Complex diseases, and cardiovascular diseases such as coronary artery disease, atrial fibrillation, and heart failure, are leading causes of morbidity and mortality worldwide. These diseases arise from interactions between lifestyle factors, environmental influences, and multiple disease associated genes. Efforts to identify the driving genes underlying complex diseases have culminated in genome-wide association studies (GWAS), which measure associations between common human sequence variants and disease phenotypes in large population cohorts. To date, GWAS have identified tens of thousands of sequence variants associated with cardiovascular diseases and a spectrum of other complex diseases. However, the vast majority of these variants reside in the noncoding regions of the genome, and do not directly disrupt protein-coding sequences in genes.Cis-regulatory elements (CREs) are noncoding sequences that regulate the expression levels of neighboring genes in a cell type-specific fashion. Observations that disease associated variants from GWAS are enriched in CREs led to the hypothesis that a major mechanism by which these variants influence disease is by disrupting the regulation of gene expression in specific cell types. However, we still lack comprehensive maps of CREs, not only in the cell types of the human heart, but also in the majority of tissues in the human body. The absence of such maps has posed a key challenge to discovery of the cell types through which disease-associated variants act and the interpretation of their detailed molecular mechanisms.

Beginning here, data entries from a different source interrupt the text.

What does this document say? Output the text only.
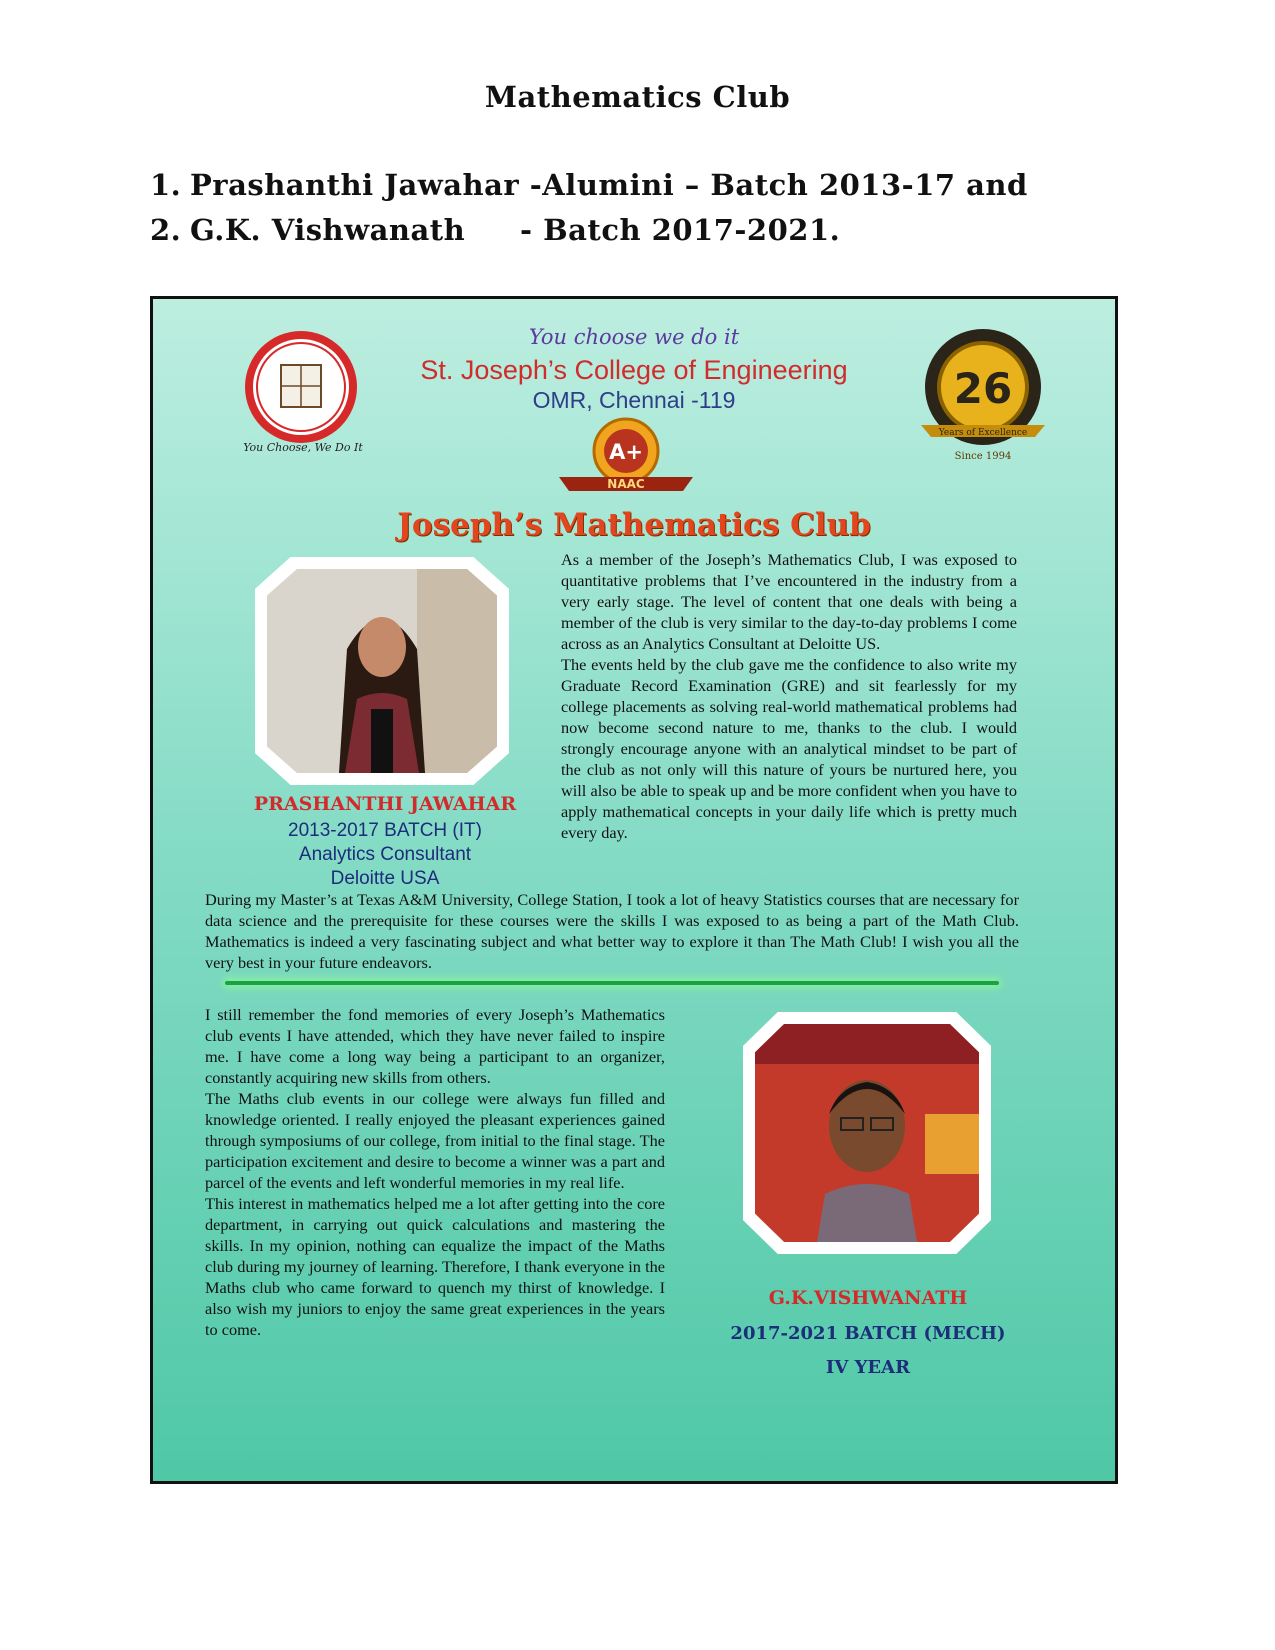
Mathematics Club
1. Prashanthi Jawahar -Alumini – Batch 2013-17 and
2. G.K. Vishwanath - Batch 2017-2021.
You Choose, We Do It
26
Years of Excellence
Since 1994
You choose we do it
St. Joseph’s College of Engineering
OMR, Chennai -119
A+
NAAC
Joseph’s Mathematics Club
PRASHANTHI JAWAHAR
2013-2017 BATCH (IT)
Analytics Consultant
Deloitte USA
As a member of the Joseph’s Mathematics Club, I was exposed to quantitative problems that I’ve encountered in the industry from a very early stage. The level of content that one deals with being a member of the club is very similar to the day-to-day problems I come across as an Analytics Consultant at Deloitte US.
The events held by the club gave me the confidence to also write my Graduate Record Examination (GRE) and sit fearlessly for my college placements as solving real-world mathematical problems had now become second nature to me, thanks to the club. I would strongly encourage anyone with an analytical mindset to be part of the club as not only will this nature of yours be nurtured here, you will also be able to speak up and be more confident when you have to apply mathematical concepts in your daily life which is pretty much every day.
During my Master’s at Texas A&M University, College Station, I took a lot of heavy Statistics courses that are necessary for data science and the prerequisite for these courses were the skills I was exposed to as being a part of the Math Club. Mathematics is indeed a very fascinating subject and what better way to explore it than The Math Club! I wish you all the very best in your future endeavors.
I still remember the fond memories of every Joseph’s Mathematics club events I have attended, which they have never failed to inspire me. I have come a long way being a participant to an organizer, constantly acquiring new skills from others.
The Maths club events in our college were always fun filled and knowledge oriented. I really enjoyed the pleasant experiences gained through symposiums of our college, from initial to the final stage. The participation excitement and desire to become a winner was a part and parcel of the events and left wonderful memories in my real life.
This interest in mathematics helped me a lot after getting into the core department, in carrying out quick calculations and mastering the skills. In my opinion, nothing can equalize the impact of the Maths club during my journey of learning. Therefore, I thank everyone in the Maths club who came forward to quench my thirst of knowledge. I also wish my juniors to enjoy the same great experiences in the years to come.
G.K.VISHWANATH
2017-2021 BATCH (MECH)
IV YEAR
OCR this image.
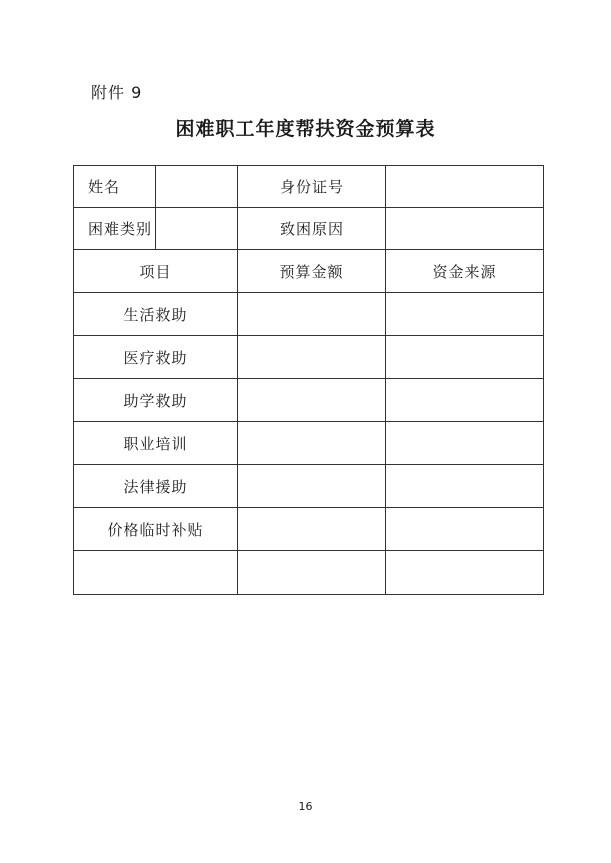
附件 9
困难职工年度帮扶资金预算表
姓名		身份证号	
困难类别		致困原因	
项目		预算金额	资金来源
生活救助			
医疗救助			
助学救助			
职业培训			
法律援助			
价格临时补贴			

16
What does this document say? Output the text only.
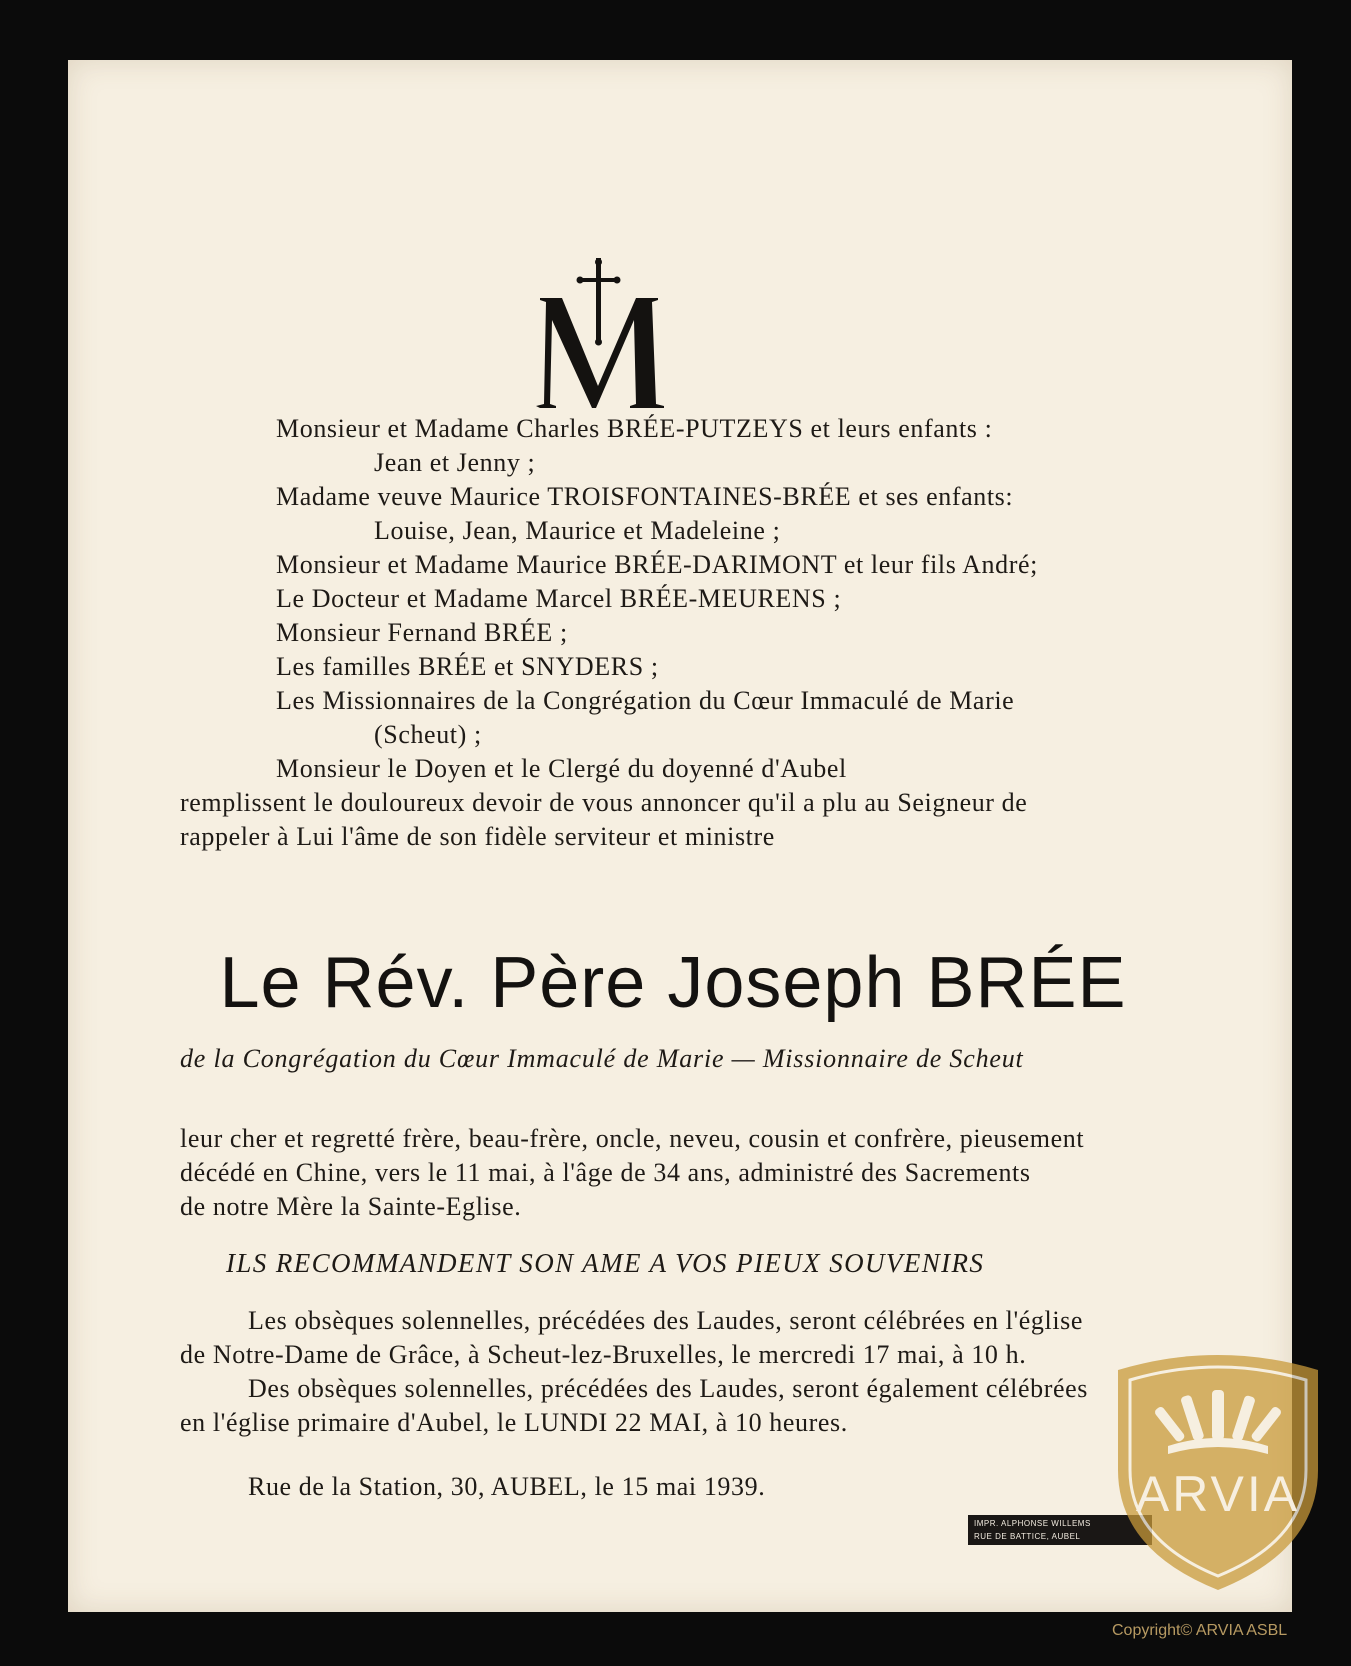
Monsieur et Madame Charles BRÉE-PUTZEYS et leurs enfants :
Jean et Jenny ;
Madame veuve Maurice TROISFONTAINES-BRÉE et ses enfants:
Louise, Jean, Maurice et Madeleine ;
Monsieur et Madame Maurice BRÉE-DARIMONT et leur fils André;
Le Docteur et Madame Marcel BRÉE-MEURENS ;
Monsieur Fernand BRÉE ;
Les familles BRÉE et SNYDERS ;
Les Missionnaires de la Congrégation du Cœur Immaculé de Marie
(Scheut) ;
Monsieur le Doyen et le Clergé du doyenné d'Aubel
remplissent le douloureux devoir de vous annoncer qu'il a plu au Seigneur de
rappeler à Lui l'âme de son fidèle serviteur et ministre
Le Rév. Père Joseph BRÉE
de la Congrégation du Cœur Immaculé de Marie — Missionnaire de Scheut
leur cher et regretté frère, beau-frère, oncle, neveu, cousin et confrère, pieusement
décédé en Chine, vers le 11 mai, à l'âge de 34 ans, administré des Sacrements
de notre Mère la Sainte-Eglise.
ILS RECOMMANDENT SON AME A VOS PIEUX SOUVENIRS
Les obsèques solennelles, précédées des Laudes, seront célébrées en l'église
de Notre-Dame de Grâce, à Scheut-lez-Bruxelles, le mercredi 17 mai, à 10 h.
Des obsèques solennelles, précédées des Laudes, seront également célébrées
en l'église primaire d'Aubel, le LUNDI 22 MAI, à 10 heures.
Rue de la Station, 30, AUBEL, le 15 mai 1939.
IMPR. ALPHONSE WILLEMS
RUE DE BATTICE, AUBEL
ARVIA
Copyright© ARVIA ASBL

These challenges, reviewed in Chapter 1, led me to ask the following questions which form the backbone of my thesis research: 1) how do individual human cell types utilize CREs to regulate gene expression, and 2) how do disease-associated noncoding sequence variants from GWAS influence cell type-specific gene regulation to cause disease? In this dissertation, I set out to address these questions in projects of progressively more expansive scope.
First, in Chapter 2, I used single cell epigenomic and transcriptomic methods to define the regulation of gene expression by candidate CREs (cCREs) in nine cell types from the adult human heart. By localizing risk variants for cardiovascular diseases to these cCREs, I uncovered strong enrichments of variants associated with complex cardiovascular diseases in cCREs from individual cardiac cell types, such as atrial fibrillation (AF) variants in cardiomyocyte cCREs. Next, I examined the specific AF risk variants underlying these enrichments, linked them to putative target genes, and tested their molecular mechanisms in human iPSC derived cardiomyocytes using luciferase reporter assays and CRISPR-Cas9 mediated genome editing. Results from these experiments showed that a cardiomyocyte-specific enhancer containing noncoding AF risk variants is necessary for KCNH2 expression and regulation of action potential repolarization in cardiomyocytes.
Using this work as a foundation, in Chapter 3, I next applied single cell epigenomic methods to 30 different tissue types from across the entire adult human body. Integrating these datasets with corresponding data from 15 fetal tissue types revealed the cell type-specificity of over 1 million cCREs in 222 distinct human cell types. Moving beyond cardiovascular diseases and cardiac cell types, I next localized risk variants from the spectrum of complex human diseases and traits to body wide maps of cCREs in human cell types. This analysis resulted in thousands of significant enrichments of risk variants for complex diseases in cCREs of specific cell types. To link specific variants to putative molecular functions, I created a framework that incorporates statistical fine mapping, target gene linkage, and measurements of transcription factor binding site disruption to yield candidate molecular functions for hundreds of distinct noncoding risk variants. I lastly highlight examples of specific variants that may disrupt the activity of cell type-specific cCREs to contribute to complex diseases.
Finally, in Chapter 4 I summarize future directions of this research. First, I outline technological developments that will greatly enhance the utility of these data and frameworks for interpreting the functions of complex disease risk variants. Second, I describe ongoing work to use the healthy tissue datasets I generated as a springboard for uncovering cell type-specific gene regulatory programs in diseased human tissues, with a focus on ischemic heart failure.